Demon possession extreme example of battle for the soul
Hillaire Kallendorf tells the Dallas Morning News:
I see demonic possession as merely an extreme example of the battle for the soul. That's not to say everyone's possessed; that would be absurd. But it's to say that exorcism gives us an opportunity to look up close at a very exaggerated form of what happens to everyone.
I have an article in which I look at deathbed scenes from art, and I read exorcism manuals that deal with the moment of death. This bleeds over into a different genre, the "art of dying." These authors are trying to write something to help people die well. At every single deathbed [scene], there is an angel at the head of the bed and a demon at the foot, and they are fighting over who'll get possession of that soul.
So I don't think that it's wrong to say that demonic possession is just an exaggerated version of what happens to everybody, in every life, with every moral choice.
There is a constant war going on between good and evil. That's what we can learn from it. It's relevant.

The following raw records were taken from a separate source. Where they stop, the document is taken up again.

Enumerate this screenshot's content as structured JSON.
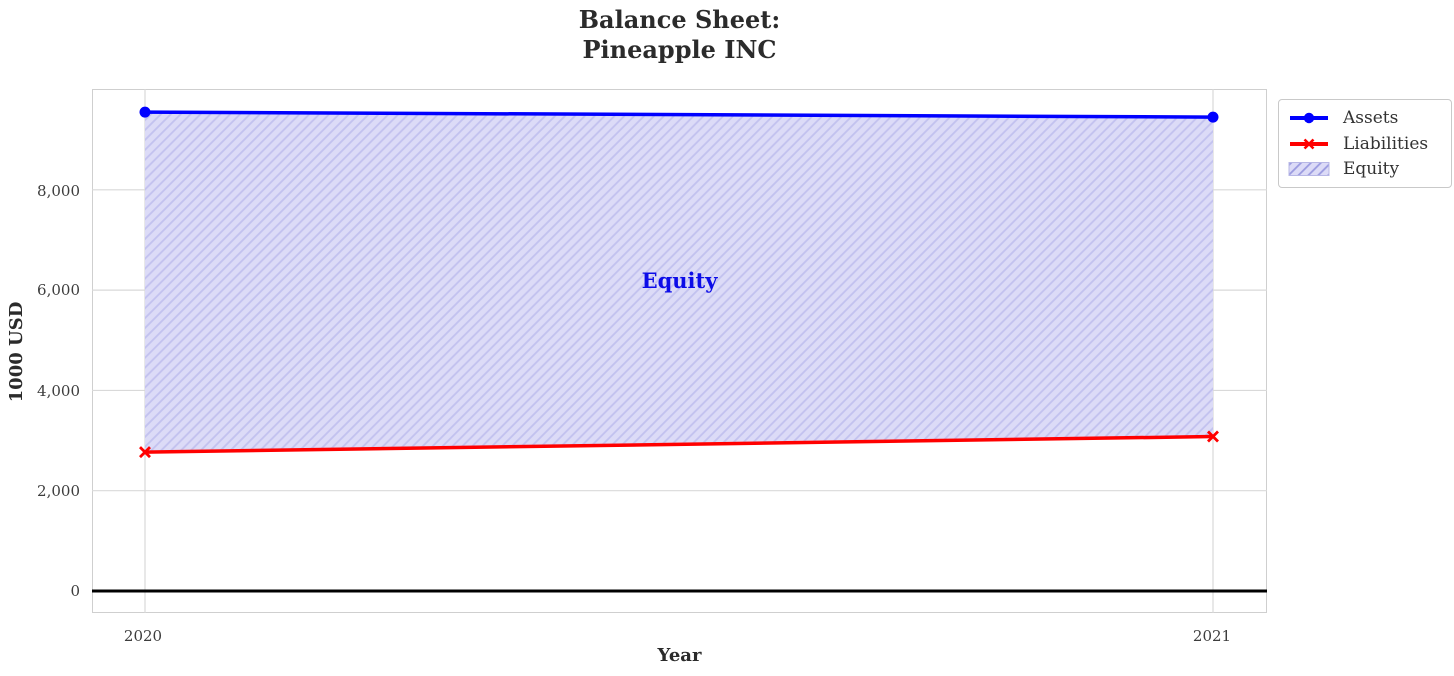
{
  "title": {
    "line1": "Balance Sheet:",
    "line2": "Pineapple INC"
  },
  "axes": {
    "xlabel": "Year",
    "ylabel": "1000 USD",
    "x_tick_labels": [
      "2020",
      "2021"
    ],
    "y_tick_labels": [
      "0",
      "2,000",
      "4,000",
      "6,000",
      "8,000"
    ]
  },
  "annotation": {
    "text": "Equity"
  },
  "legend": {
    "items": [
      {
        "label": "Assets",
        "marker": "circle-on-line",
        "color": "#0000ff"
      },
      {
        "label": "Liabilities",
        "marker": "x-on-line",
        "color": "#ff0000"
      },
      {
        "label": "Equity",
        "marker": "hatched-patch",
        "color": "#dcdbf7"
      }
    ]
  },
  "colors": {
    "assets_line": "#0000ff",
    "liabilities_line": "#ff0000",
    "equity_fill": "#dcdbf7",
    "equity_hatch": "#c2c1ef",
    "annotation_text": "#0c0ce8",
    "grid": "#d9d9d9",
    "zero_line": "#000000",
    "text": "#2b2b2b"
  },
  "chart_data": {
    "type": "line",
    "title": "Balance Sheet:\nPineapple INC",
    "xlabel": "Year",
    "ylabel": "1000 USD",
    "x": [
      2020,
      2021
    ],
    "series": [
      {
        "name": "Assets",
        "values": [
          9550,
          9450
        ],
        "color": "#0000ff",
        "marker": "o",
        "linewidth": 3.5
      },
      {
        "name": "Liabilities",
        "values": [
          2770,
          3080
        ],
        "color": "#ff0000",
        "marker": "x",
        "linewidth": 3.5
      }
    ],
    "area": {
      "name": "Equity",
      "between": [
        "Liabilities",
        "Assets"
      ],
      "implied_values": [
        6780,
        6370
      ],
      "style": "hatched",
      "fill": "#dcdbf7",
      "hatch": "/"
    },
    "annotations": [
      {
        "text": "Equity",
        "x": 2020.5,
        "y": 6200,
        "color": "blue",
        "bold": true
      }
    ],
    "xticks": [
      2020,
      2021
    ],
    "yticks": [
      0,
      2000,
      4000,
      6000,
      8000
    ],
    "ylim_approx": [
      -440,
      10010
    ],
    "grid": true,
    "zero_axhline": true,
    "legend_position": "upper right, outside axes"
  }
}
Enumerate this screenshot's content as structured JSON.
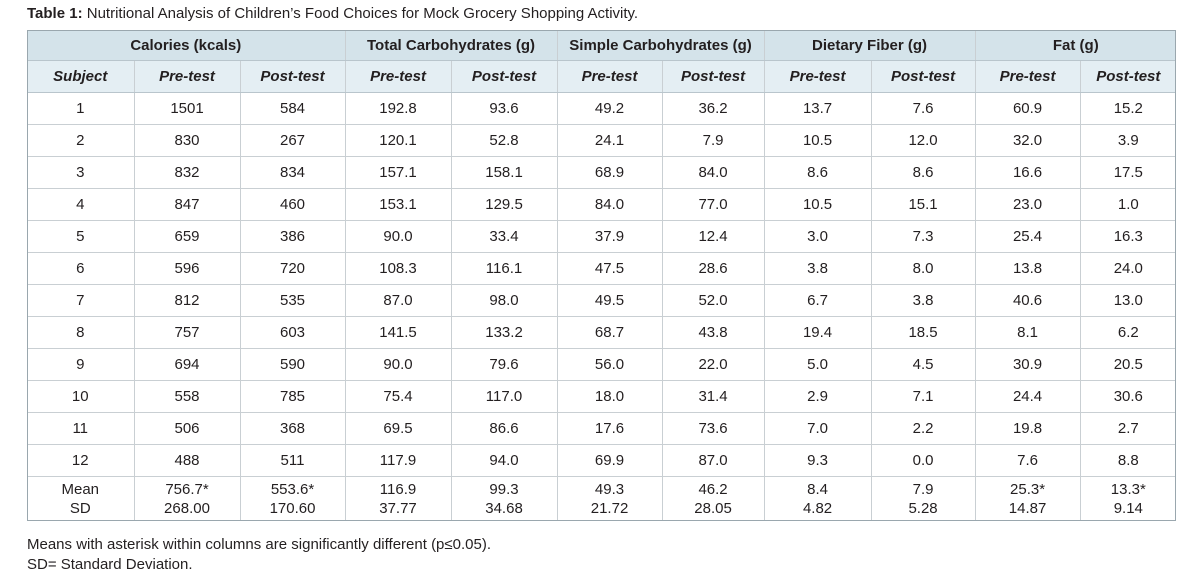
{
  "caption": {
    "label": "Table 1:",
    "text": " Nutritional Analysis of Children’s Food Choices for Mock Grocery Shopping Activity."
  },
  "table": {
    "groups": [
      "Calories  (kcals)",
      "Total Carbohydrates  (g)",
      "Simple Carbohydrates (g)",
      "Dietary Fiber (g)",
      "Fat (g)"
    ],
    "subject_header": "Subject",
    "pre_label": "Pre-test",
    "post_label": "Post-test",
    "rows": [
      [
        "1",
        "1501",
        "584",
        "192.8",
        "93.6",
        "49.2",
        "36.2",
        "13.7",
        "7.6",
        "60.9",
        "15.2"
      ],
      [
        "2",
        "830",
        "267",
        "120.1",
        "52.8",
        "24.1",
        "7.9",
        "10.5",
        "12.0",
        "32.0",
        "3.9"
      ],
      [
        "3",
        "832",
        "834",
        "157.1",
        "158.1",
        "68.9",
        "84.0",
        "8.6",
        "8.6",
        "16.6",
        "17.5"
      ],
      [
        "4",
        "847",
        "460",
        "153.1",
        "129.5",
        "84.0",
        "77.0",
        "10.5",
        "15.1",
        "23.0",
        "1.0"
      ],
      [
        "5",
        "659",
        "386",
        "90.0",
        "33.4",
        "37.9",
        "12.4",
        "3.0",
        "7.3",
        "25.4",
        "16.3"
      ],
      [
        "6",
        "596",
        "720",
        "108.3",
        "116.1",
        "47.5",
        "28.6",
        "3.8",
        "8.0",
        "13.8",
        "24.0"
      ],
      [
        "7",
        "812",
        "535",
        "87.0",
        "98.0",
        "49.5",
        "52.0",
        "6.7",
        "3.8",
        "40.6",
        "13.0"
      ],
      [
        "8",
        "757",
        "603",
        "141.5",
        "133.2",
        "68.7",
        "43.8",
        "19.4",
        "18.5",
        "8.1",
        "6.2"
      ],
      [
        "9",
        "694",
        "590",
        "90.0",
        "79.6",
        "56.0",
        "22.0",
        "5.0",
        "4.5",
        "30.9",
        "20.5"
      ],
      [
        "10",
        "558",
        "785",
        "75.4",
        "117.0",
        "18.0",
        "31.4",
        "2.9",
        "7.1",
        "24.4",
        "30.6"
      ],
      [
        "11",
        "506",
        "368",
        "69.5",
        "86.6",
        "17.6",
        "73.6",
        "7.0",
        "2.2",
        "19.8",
        "2.7"
      ],
      [
        "12",
        "488",
        "511",
        "117.9",
        "94.0",
        "69.9",
        "87.0",
        "9.3",
        "0.0",
        "7.6",
        "8.8"
      ]
    ],
    "summary_labels": [
      "Mean",
      "SD"
    ],
    "mean": [
      "756.7*",
      "553.6*",
      "116.9",
      "99.3",
      "49.3",
      "46.2",
      "8.4",
      "7.9",
      "25.3*",
      "13.3*"
    ],
    "sd": [
      "268.00",
      "170.60",
      "37.77",
      "34.68",
      "21.72",
      "28.05",
      "4.82",
      "5.28",
      "14.87",
      "9.14"
    ]
  },
  "notes": [
    "Means with asterisk within columns are significantly different (p≤0.05).",
    "SD= Standard Deviation."
  ],
  "colors": {
    "header_group_bg": "#d4e3ea",
    "header_sub_bg": "#e4eef3",
    "grid_line": "#c9cfd3",
    "text": "#231f20"
  }
}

Have you ever seen an exorcism?
Not really. As a child, I did go to charismatic revival-type prayer meetings where there were strange things going on. I did have, in the past couple of weeks, a woman contact me to request an exorcism. She had been heavily involved with the occult. I walked her through the steps to salvation and referred her to a priest.
But really, I study the Renaissance, I study literature and art and representations of exorcism. I do believe there's something there, but there are a lot of fakes. In the Renaissance, there were lots of fakes.
People ask me all the time, "What do you believe?" In my dissertation, I had 80 historical cases of exorcism. We have no idea what really happened there. Reading the accounts, some of them you can be fairly certain were proved to be adolescent children who wanted attention, and the pamphlets printed about them were useful to charlatans who wanted to fake the symptoms of possession. But in some cases, it does seem like something was going on, but nobody can say what it was.
But that's what religion does: fills in the spaces between what we can understand and what we can't. Personally, I wouldn't want to believe in a God I could fully understand. Then he wouldn't be God.